How will CEAA review panels interpret “directly affected” and “interested party”? Alberta provides some clues

November 12th, 2012 by Laura Bowman

The new federal Canadian Environmental Assessment Act, 2012 (CEAA 2012) has adopted new criteria for standing at review panel hearings that includes the words “directly affected”.  The Kelly series of cases from Alberta help shed some light on the meaning of that requirement and how it might develop at the federal level.  Under CEAA 2012 review panels will decide what it means, but will be subject to supervision by the courts.

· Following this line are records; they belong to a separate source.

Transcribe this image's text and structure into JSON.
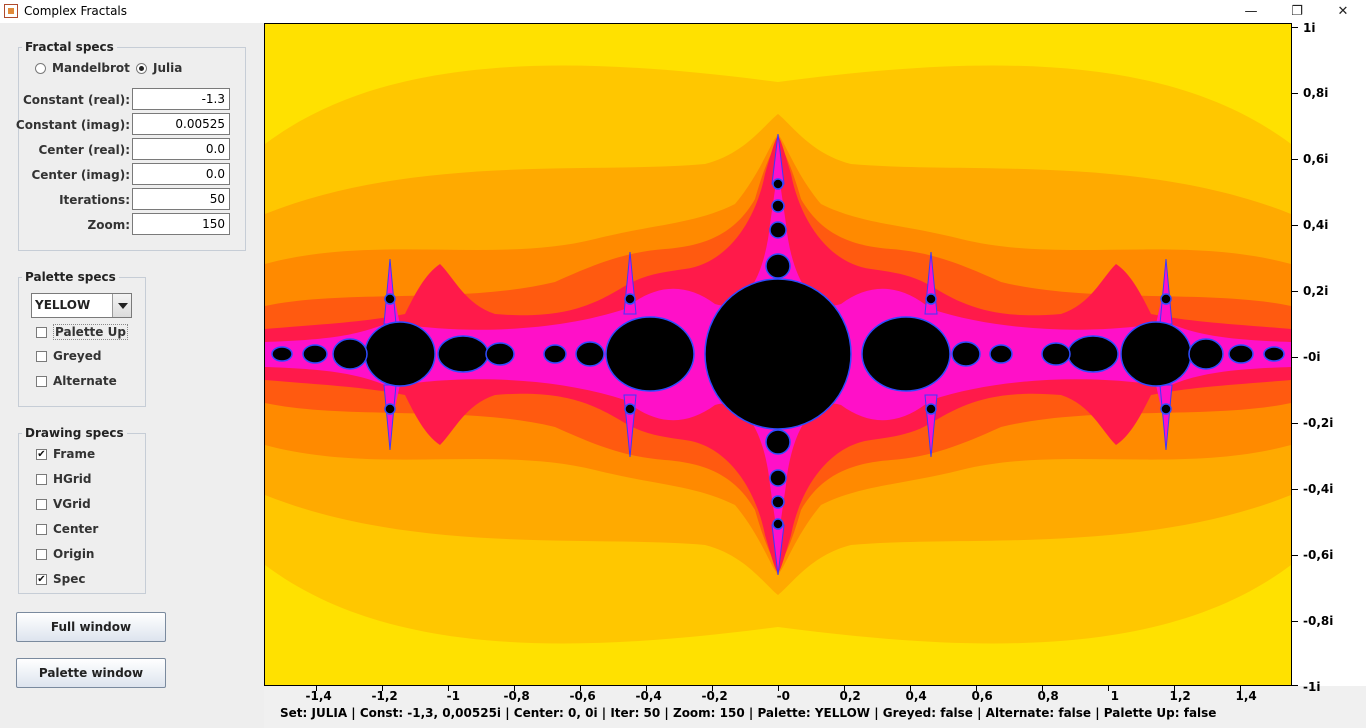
{
  "window": {
    "title": "Complex Fractals",
    "minimize": "—",
    "maximize": "❐",
    "close": "✕"
  },
  "fractal_specs": {
    "legend": "Fractal specs",
    "radio_mandelbrot": "Mandelbrot",
    "radio_julia": "Julia",
    "selected": "Julia",
    "fields": [
      {
        "label": "Constant (real):",
        "value": "-1.3"
      },
      {
        "label": "Constant (imag):",
        "value": "0.00525"
      },
      {
        "label": "Center (real):",
        "value": "0.0"
      },
      {
        "label": "Center (imag):",
        "value": "0.0"
      },
      {
        "label": "Iterations:",
        "value": "50"
      },
      {
        "label": "Zoom:",
        "value": "150"
      }
    ]
  },
  "palette_specs": {
    "legend": "Palette specs",
    "palette": "YELLOW",
    "checks": [
      {
        "label": "Palette Up",
        "checked": false
      },
      {
        "label": "Greyed",
        "checked": false
      },
      {
        "label": "Alternate",
        "checked": false
      }
    ]
  },
  "drawing_specs": {
    "legend": "Drawing specs",
    "checks": [
      {
        "label": "Frame",
        "checked": true
      },
      {
        "label": "HGrid",
        "checked": false
      },
      {
        "label": "VGrid",
        "checked": false
      },
      {
        "label": "Center",
        "checked": false
      },
      {
        "label": "Origin",
        "checked": false
      },
      {
        "label": "Spec",
        "checked": true
      }
    ]
  },
  "buttons": {
    "full_window": "Full window",
    "palette_window": "Palette window"
  },
  "axes": {
    "y_labels": [
      "1i",
      "0,8i",
      "0,6i",
      "0,4i",
      "0,2i",
      "-0i",
      "-0,2i",
      "-0,4i",
      "-0,6i",
      "-0,8i",
      "-1i"
    ],
    "x_labels": [
      "-1,4",
      "-1,2",
      "-1",
      "-0,8",
      "-0,6",
      "-0,4",
      "-0,2",
      "-0",
      "0,2",
      "0,4",
      "0,6",
      "0,8",
      "1",
      "1,2",
      "1,4"
    ]
  },
  "status_bar": "Set: JULIA | Const: -1,3, 0,00525i | Center: 0, 0i | Iter: 50 | Zoom: 150 | Palette: YELLOW | Greyed: false | Alternate: false | Palette Up: false",
  "colors": {
    "band1": "#ffe100",
    "band2": "#ffc700",
    "band3": "#ffaa00",
    "band4": "#ff8a00",
    "band5": "#ff5a10",
    "band6": "#ff1a4a",
    "band7": "#ff10c8",
    "edge": "#3a3aff",
    "interior": "#000000"
  }
}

Some are aware that Alberta has narrowly interpreted the term “directly affected” historically.  The Kelly cases shed some light on things review panels will need to be mindful about in interpreting standing under CEAA 2012.  The Kelly cases arise from Alberta landowner Susan Kelly’s incredible battle for standing before the Alberta Energy Resources Conservation Board (ERCB) to oppose nearby sour gas wells that the ERCB openly acknowledged could kill her in an accident.  The ERCB denied her standing at these hearings on the grounds that her rights were not directly and adversely affected by the risk of death. (The actual response the ERCB gave her denying standing is at para 13 of this ABCA decision in which the standing decision of the ERCB was overturned.) These Alberta Court of Appeal cases are slowly eroding the narrow interpretation of the terms in the ERCB legislation and have implications for how the interpretation of similar terms found in the standing provisions under CEAA 2012.

The latest Kelly case revolved around the ERCB’s interpretation of s.28 of the Energy Resources Conservation Act (RSA 2000, c E-10) which provides the ERCB with authority to award costs to hearing participants.  The ERCB had denied a cost award to Kelly et al on the basis that section 28 only provides the Board with authority to grant costs to a hearing participant where there is evidence to demonstrate an energy project may have a “direct and adverse impact” on that person’s land.  The peculiar result of this ERCB ruling was the Board’s view that a hearing participant who could only demonstrate potential impacts to her health or safety or use of her own land, but not harm to the land itself would not qualify for a costs award.

The Court of Appeal issued its decision in Kelly v Alberta (Energy Resources Conservation Board), 2012 ABCA 19 on January 23, 2012.  The Court ruled that the ERCB’s interpretation of section 28 was unreasonable.  The Court also provided commentary as follows:

…  In today’s Alberta it is accepted that citizens have a right to provide input on public decisions that will affect their rights.

In the process of development, the Board is, in part, involved in balancing the interest of the province as a whole, the resource companies, and the neighbors who are adversely affected: Re Suncor Energy Inc., Energy Cost Order 2007-001 at pp. 10-11.  Granting standing and holding hearings is an important part of the process that leads to development of Alberta’s resources.  The openness, inclusiveness, accessibility, and effectiveness of the hearing process is an end unto itself.  …  [emphasis added at paras 33, 34]

Although the language of the ERCB statute is different from CEAA 2012, the Alberta Court of Appeal has developed an important body of recent caselaw around standing and costs at environmental hearings that will be increasingly relevant to broadening the interpretation of standing requirements at the federal level.  For more on the Kelly cases before the Alberta Court of Appeal see Shawn Fluker’s very interesting blog at U Calgary.  Also significant may be the pending Judicial Review of a decision by the Alberta Environmental Appeals Board (EAB) in Alberta Wilderness Association et al. v. Environmental Appeals Board  to be heard by the court on January 8, 2013.   This case will cover how to proceed when no parties are directly affected under the EAB’s statute.